Vatican softens tone toward gays and lesbians

ROME (CNN) - The Vatican said Thursday that gays and lesbians must be treated with respect, their children may be baptized in the church, and admitted that Catholic priests are sometimes unsure about how to deal with same-sex couples.

There is a “certain unease at the challenge of accepting these people with a merciful spirit and, at the same time, holding to the moral teaching of the Church,” the Vatican said in a document, called an Instrumentum Laboris.

The 75-page document is a compilation of the results of a survey sent to 114 bishops’ conferences around the world. Cardinal Lorenzo Baldisseri, General Secretary of the Synod, said that 85% of the conferences responded to the survey.

The document will be used as a guideline for discussions at the synod, a meeting of top Catholic bishops convened by Pope Francis, to be held in Rome in October.
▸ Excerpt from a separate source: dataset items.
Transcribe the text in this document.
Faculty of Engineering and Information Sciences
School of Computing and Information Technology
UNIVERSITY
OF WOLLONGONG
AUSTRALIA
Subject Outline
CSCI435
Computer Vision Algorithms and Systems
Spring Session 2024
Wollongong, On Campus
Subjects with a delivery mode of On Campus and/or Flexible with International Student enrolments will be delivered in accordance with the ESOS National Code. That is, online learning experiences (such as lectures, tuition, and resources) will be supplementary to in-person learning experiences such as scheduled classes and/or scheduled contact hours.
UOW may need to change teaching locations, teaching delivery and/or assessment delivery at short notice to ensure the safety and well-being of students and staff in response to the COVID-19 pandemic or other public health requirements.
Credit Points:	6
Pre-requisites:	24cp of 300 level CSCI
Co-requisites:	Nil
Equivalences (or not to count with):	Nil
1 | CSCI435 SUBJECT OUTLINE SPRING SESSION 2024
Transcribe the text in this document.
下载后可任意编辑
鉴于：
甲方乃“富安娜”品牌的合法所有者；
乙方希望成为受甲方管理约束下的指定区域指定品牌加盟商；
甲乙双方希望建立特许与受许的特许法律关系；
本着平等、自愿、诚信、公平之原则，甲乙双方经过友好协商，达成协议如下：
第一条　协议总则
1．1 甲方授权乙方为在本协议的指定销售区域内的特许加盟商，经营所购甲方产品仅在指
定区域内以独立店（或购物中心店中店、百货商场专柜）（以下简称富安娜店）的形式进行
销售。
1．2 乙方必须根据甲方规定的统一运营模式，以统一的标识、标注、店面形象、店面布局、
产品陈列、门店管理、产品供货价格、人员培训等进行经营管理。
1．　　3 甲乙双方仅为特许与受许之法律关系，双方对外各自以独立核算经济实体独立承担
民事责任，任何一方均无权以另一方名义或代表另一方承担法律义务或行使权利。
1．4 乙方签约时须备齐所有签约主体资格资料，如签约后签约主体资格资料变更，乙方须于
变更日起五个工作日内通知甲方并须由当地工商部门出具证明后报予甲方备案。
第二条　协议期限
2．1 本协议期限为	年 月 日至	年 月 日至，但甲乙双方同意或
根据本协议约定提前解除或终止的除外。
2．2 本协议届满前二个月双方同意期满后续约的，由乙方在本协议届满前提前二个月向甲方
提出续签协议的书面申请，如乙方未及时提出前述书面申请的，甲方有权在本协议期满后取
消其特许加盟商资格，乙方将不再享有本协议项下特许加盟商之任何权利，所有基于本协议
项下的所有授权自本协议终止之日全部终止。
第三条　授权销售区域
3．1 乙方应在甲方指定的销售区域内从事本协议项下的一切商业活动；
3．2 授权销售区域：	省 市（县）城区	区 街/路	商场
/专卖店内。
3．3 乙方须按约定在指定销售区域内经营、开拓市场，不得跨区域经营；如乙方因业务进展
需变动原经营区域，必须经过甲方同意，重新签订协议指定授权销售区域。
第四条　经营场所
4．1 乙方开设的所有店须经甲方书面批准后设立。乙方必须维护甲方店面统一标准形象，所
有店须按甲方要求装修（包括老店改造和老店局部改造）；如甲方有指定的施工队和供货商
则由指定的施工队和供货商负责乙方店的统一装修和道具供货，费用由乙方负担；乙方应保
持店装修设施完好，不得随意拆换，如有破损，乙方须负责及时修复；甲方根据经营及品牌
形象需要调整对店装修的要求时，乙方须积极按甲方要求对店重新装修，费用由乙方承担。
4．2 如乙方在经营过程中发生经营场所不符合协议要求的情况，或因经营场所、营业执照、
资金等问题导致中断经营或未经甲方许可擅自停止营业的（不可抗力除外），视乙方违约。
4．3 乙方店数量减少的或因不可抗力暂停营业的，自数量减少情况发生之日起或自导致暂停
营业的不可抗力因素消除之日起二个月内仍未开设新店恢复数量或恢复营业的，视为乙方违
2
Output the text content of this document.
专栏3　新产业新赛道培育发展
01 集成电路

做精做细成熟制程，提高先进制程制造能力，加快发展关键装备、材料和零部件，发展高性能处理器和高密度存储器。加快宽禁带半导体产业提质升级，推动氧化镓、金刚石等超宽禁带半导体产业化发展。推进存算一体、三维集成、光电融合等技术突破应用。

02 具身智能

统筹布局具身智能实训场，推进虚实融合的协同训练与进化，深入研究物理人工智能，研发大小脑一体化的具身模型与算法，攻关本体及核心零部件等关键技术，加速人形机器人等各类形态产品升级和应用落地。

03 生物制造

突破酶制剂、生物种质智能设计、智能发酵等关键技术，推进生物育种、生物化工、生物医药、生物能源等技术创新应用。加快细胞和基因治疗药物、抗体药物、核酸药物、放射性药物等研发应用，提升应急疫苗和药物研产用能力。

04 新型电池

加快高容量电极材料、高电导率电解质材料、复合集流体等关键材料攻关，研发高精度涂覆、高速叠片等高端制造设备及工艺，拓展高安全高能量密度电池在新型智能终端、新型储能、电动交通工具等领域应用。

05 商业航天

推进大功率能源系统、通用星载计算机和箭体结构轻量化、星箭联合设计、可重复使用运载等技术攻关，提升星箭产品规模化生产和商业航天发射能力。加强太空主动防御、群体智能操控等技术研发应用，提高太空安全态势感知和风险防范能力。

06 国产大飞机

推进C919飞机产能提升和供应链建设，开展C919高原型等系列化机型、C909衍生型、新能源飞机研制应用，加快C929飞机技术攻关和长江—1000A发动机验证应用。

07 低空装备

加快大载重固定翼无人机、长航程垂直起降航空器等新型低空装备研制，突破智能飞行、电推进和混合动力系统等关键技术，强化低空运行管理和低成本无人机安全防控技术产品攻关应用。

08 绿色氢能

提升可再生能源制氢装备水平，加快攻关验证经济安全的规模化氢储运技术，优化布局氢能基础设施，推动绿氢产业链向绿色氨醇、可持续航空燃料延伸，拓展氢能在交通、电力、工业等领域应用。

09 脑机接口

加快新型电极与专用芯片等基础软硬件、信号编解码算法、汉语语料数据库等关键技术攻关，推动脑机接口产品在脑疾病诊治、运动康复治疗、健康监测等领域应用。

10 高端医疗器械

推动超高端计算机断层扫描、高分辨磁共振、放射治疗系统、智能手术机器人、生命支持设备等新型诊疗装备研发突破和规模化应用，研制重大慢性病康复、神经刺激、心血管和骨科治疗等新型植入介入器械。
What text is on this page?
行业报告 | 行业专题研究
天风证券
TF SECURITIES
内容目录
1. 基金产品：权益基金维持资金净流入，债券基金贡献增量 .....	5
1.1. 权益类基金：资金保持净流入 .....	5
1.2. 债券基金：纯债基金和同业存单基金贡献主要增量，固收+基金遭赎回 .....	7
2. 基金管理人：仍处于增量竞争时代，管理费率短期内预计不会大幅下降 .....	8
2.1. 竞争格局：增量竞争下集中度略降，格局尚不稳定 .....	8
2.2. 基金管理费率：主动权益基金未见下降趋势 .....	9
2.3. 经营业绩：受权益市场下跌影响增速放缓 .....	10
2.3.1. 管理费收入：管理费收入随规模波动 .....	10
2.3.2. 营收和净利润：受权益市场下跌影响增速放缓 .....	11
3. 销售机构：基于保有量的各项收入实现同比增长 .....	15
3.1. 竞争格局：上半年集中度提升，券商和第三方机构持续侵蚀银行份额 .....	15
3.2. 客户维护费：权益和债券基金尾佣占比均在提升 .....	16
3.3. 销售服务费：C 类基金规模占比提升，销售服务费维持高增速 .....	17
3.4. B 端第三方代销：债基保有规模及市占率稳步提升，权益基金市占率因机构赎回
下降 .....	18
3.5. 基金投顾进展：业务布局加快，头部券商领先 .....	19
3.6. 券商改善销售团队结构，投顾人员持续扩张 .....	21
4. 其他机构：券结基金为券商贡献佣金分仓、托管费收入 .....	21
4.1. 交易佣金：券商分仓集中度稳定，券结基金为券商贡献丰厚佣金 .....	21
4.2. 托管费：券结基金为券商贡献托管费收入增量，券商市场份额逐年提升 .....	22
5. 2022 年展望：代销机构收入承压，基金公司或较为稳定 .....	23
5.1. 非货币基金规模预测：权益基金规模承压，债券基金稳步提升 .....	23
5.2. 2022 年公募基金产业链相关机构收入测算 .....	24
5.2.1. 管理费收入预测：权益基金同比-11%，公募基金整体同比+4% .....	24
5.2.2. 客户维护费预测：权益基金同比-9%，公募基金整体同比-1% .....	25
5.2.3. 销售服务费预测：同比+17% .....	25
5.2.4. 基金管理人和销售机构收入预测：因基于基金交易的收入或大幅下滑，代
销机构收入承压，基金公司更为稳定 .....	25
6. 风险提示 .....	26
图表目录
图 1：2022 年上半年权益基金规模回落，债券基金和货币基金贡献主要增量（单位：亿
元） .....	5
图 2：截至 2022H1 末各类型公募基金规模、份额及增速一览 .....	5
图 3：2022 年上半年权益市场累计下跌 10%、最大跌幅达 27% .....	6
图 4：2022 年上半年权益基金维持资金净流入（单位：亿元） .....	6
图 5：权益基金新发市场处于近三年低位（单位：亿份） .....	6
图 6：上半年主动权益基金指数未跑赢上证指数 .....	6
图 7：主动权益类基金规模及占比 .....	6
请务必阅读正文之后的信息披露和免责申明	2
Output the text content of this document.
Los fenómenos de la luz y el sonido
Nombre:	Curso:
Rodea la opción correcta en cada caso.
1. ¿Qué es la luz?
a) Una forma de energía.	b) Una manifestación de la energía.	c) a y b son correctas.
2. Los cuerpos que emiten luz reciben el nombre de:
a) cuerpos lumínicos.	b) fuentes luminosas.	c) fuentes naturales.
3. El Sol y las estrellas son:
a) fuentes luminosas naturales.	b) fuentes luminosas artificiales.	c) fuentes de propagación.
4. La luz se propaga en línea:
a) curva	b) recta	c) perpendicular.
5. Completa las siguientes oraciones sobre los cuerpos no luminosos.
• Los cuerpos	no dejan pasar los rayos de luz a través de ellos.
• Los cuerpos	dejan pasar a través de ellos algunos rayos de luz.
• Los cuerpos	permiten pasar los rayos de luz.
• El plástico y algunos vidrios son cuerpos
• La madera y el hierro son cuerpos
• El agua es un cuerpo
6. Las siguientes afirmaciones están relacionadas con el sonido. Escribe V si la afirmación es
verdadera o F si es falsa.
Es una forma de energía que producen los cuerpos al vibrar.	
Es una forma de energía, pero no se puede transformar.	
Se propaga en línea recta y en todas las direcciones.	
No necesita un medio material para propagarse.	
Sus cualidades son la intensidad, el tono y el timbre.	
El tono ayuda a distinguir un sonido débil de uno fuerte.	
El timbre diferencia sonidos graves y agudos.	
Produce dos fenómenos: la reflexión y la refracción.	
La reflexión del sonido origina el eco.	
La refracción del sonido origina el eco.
The official name of the synod is "The Pastoral Challenges of the Family in the Context of Evangelization."

Another synod to be held in October 2015, will provide further reflection on the questions before presenting a final document to the Pope.

Well before the Vatican released Thursday's document, a national bishops' conference in Germany and Switzerland said their surveys exposed a wide gap between church teaching and lay Catholics' personal views.

"Most of the baptized have an image of the church that, on the one hand, is family friendly in its attitude, whilst at the same time considering her sexual morality to be unrealistic," the German bishops said, according to National Catholic Reporter.

Bishops in the United States declined to make their survey results public.

While the Vatican document release Thursday does not change church teaching on homosexuality, it aligns with Pope Francis' softer tone toward gays and lesbians, made famous last July with his question, "Who am I to judge?"

The document firmly rejects gay marriage, for instance, but also said Catholics leaders, “are trying to find a balance between the Church’s teaching on the family and a respectful, non-judgmental attitude towards people living in such unions.”

“A distinction must be made,” the Instrumentum Laboris says, “between those who have made a personal, and often painful, choice and live that choice discreetly so as not to give scandal to others, and those whose behavior promotes and actively – often aggressively – calls attention to it.”

One suggestion recommends, “not using phrases such as ‘gay’, ‘lesbian’ or ‘homosexual’ to define a person’s identity,” in order to “take every aspect of the person into consideration.”

Another suggestion is a “theological study in dialogue with the human sciences to develop a multi-faceted look at the phenomenon of homosexuality.”

The document also emphasizes that when gay couples request baptism for their children, “the child must be received with the same care, tenderness and concern which is given to other children.”

Other topics to be addressed at the Synod include contraception, and in vitro fertilization, cohabitation, separated, divorced and remarried persons, and teen mothers.